Restructured Electricity Markets: Competition and Regulation with Environmental and Development Goals
Before the nineties, electricity markets all around the world were dominated by vertically-integrated, monopolistic utilities. During the eighties/nineties, many countries initiated a process of privatization and liberalization of the electricity sector.
An abundant literature had studied this new scenario with the presence of private companies using different approaches and methodologies. However, starting in the 2000s when many countries consolidated the liberalization reforms, two new concerns appeared. First, due to the mismatch between long-run and short-run costs in competitive markets, in many countries there was a problem of underinvestment in capacity.

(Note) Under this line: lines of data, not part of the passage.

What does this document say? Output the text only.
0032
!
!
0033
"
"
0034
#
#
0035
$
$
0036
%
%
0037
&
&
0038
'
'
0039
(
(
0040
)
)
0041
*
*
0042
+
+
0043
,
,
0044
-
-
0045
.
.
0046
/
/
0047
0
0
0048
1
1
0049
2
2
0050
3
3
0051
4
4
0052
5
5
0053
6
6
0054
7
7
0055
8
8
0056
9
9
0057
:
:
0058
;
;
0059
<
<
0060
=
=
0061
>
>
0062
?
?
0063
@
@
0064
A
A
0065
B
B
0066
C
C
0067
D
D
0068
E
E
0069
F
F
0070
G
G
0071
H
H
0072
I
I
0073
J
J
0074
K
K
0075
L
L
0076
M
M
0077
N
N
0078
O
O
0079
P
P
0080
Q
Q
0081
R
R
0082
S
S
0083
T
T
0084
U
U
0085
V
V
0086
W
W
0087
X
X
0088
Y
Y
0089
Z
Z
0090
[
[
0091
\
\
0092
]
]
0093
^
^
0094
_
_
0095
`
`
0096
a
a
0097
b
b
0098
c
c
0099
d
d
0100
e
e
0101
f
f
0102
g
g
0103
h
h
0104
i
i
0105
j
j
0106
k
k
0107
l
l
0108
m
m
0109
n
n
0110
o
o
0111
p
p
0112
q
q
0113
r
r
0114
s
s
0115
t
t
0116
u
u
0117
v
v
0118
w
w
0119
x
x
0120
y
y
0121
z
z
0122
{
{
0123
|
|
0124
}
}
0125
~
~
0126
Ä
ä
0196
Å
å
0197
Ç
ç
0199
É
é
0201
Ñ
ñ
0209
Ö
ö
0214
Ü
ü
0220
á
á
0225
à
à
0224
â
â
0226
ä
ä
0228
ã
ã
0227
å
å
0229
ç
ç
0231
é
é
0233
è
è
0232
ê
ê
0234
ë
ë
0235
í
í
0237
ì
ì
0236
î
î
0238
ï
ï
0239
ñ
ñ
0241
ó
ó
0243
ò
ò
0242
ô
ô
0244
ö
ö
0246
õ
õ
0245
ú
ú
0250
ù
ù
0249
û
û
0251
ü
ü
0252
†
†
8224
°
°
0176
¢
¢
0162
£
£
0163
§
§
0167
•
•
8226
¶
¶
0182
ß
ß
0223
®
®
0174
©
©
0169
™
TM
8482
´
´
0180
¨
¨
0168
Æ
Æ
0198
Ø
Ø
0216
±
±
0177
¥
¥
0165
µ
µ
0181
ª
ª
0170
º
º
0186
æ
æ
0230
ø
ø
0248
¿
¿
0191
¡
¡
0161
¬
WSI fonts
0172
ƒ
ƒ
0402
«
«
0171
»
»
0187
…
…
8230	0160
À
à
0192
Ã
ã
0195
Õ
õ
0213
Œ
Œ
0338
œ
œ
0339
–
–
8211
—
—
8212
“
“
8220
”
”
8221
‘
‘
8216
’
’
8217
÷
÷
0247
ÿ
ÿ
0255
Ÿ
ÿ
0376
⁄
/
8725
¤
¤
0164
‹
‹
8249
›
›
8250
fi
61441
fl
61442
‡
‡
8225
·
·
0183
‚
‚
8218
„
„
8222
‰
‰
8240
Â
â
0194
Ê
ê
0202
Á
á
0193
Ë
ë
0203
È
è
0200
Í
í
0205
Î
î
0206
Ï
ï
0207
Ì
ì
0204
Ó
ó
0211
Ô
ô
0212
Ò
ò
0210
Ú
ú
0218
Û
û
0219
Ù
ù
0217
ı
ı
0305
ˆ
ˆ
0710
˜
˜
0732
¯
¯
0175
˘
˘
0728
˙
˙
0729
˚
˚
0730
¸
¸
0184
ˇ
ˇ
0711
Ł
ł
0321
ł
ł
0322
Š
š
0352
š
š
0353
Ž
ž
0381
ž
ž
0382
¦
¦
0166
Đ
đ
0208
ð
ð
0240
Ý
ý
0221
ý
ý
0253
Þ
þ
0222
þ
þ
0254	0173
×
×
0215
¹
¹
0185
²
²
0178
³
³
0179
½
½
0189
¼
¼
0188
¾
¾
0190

Second, there are also environmental concerns. These two concerns have arisen also in many developing countries, where the electricity sectors are (typically) publicly-owned and controlled by vertically-integrated monopolies. In these countries, these two concerns have worsened for two main reasons. First, due to the lack of political, economic and social stability, investment in capacity is (even) less profitable. Second, because generating electricity using “green” technologies is often more expensive than generating electricity from fossil. The goal of this research project is to delve into multiple aspects of electricity markets, with a specific emphasis on the challenges of the liberalization process regarding regulatory issues, and having in mind the aforementioned environmental goals. Moreover, this project aims to study these issues also in developing countries, in the light of the well-known Sustainable Development goals (proposed by the United Nations).